The concept of virginity seems to be loosely defined, putting a woman’s sexual status up for personal interpretation. Some consider a woman to have lost her virginity only after her vagina has been penetrated by a penis (an overtly heteronormative stance). Some consider any sexual activity, such as giving or receiving oral or being fingered, or the use of a dildo, as a loss of her virginity. Additionally, there are girls and women who have sexual activity forced on them against their wills. Some would still consider them to be virgins until they choose to have sex, some wouldn’t. For many young girls or women who have been forced to lose their virginity and taught it is a gift from God that can never be gotten back once lost, the trauma they face after their assaults is often much worse.

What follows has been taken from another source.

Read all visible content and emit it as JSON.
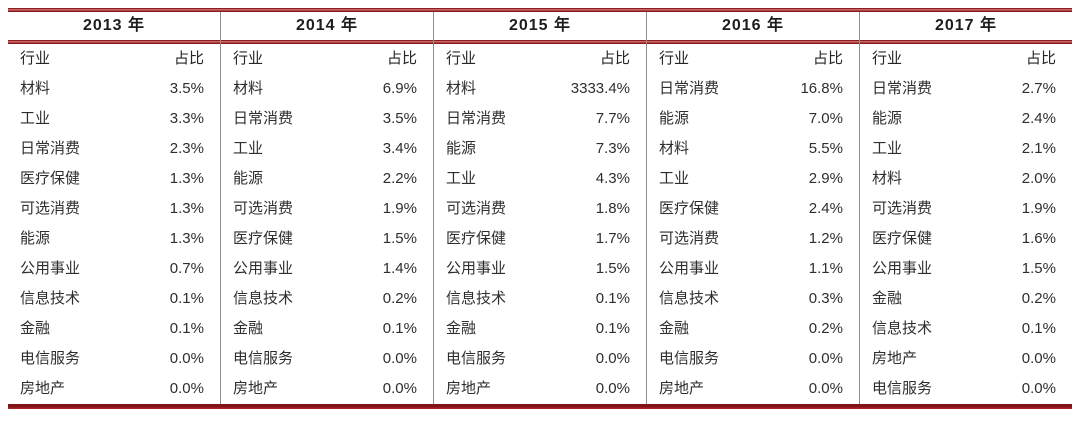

I would challenge anyone reading this to question the way in which we talk to girls about virginity and sex. Although losing your virginity to someone with whom you are in a committed relationship (if not marriage) is often considered the “gold standard,” this is often impossible for girls to reach. The average age of first sexual experiences in the U.S. is 17. Only a small portion of people stay for life with the same person to whom they lost their virginity. This is too high a burden to bear, and girls should not be taught that their virginity status in any way determines their worth as a human being. Boys are not seen as dirtied by sex, and by framing the act as dirtying women, we treat women as a commodity that can be bought and sold, and that loses value as she becomes “used.” It is up to each one of us to change the dialogue and thinking behind these concepts. One way I challenge the concept that a woman’s worth and character should be judged based on whether or not she has had sex (and if yes, how many partners she’s had) is by refusing to answer the question from a dating partner or potential dating partner: “How many partners have you had?” There is no upside to answering this, and the downsides are multitudinous. If your answer is more than they want to hear, you’re a whore. If it’s fewer, you’re a prude or stuck-up. In either case, you have legitimized the question and its underlying misogyny just by answering it.

What do you think? Have you considered this topic? As always, I’d love to hear any thoughts you have on the matter!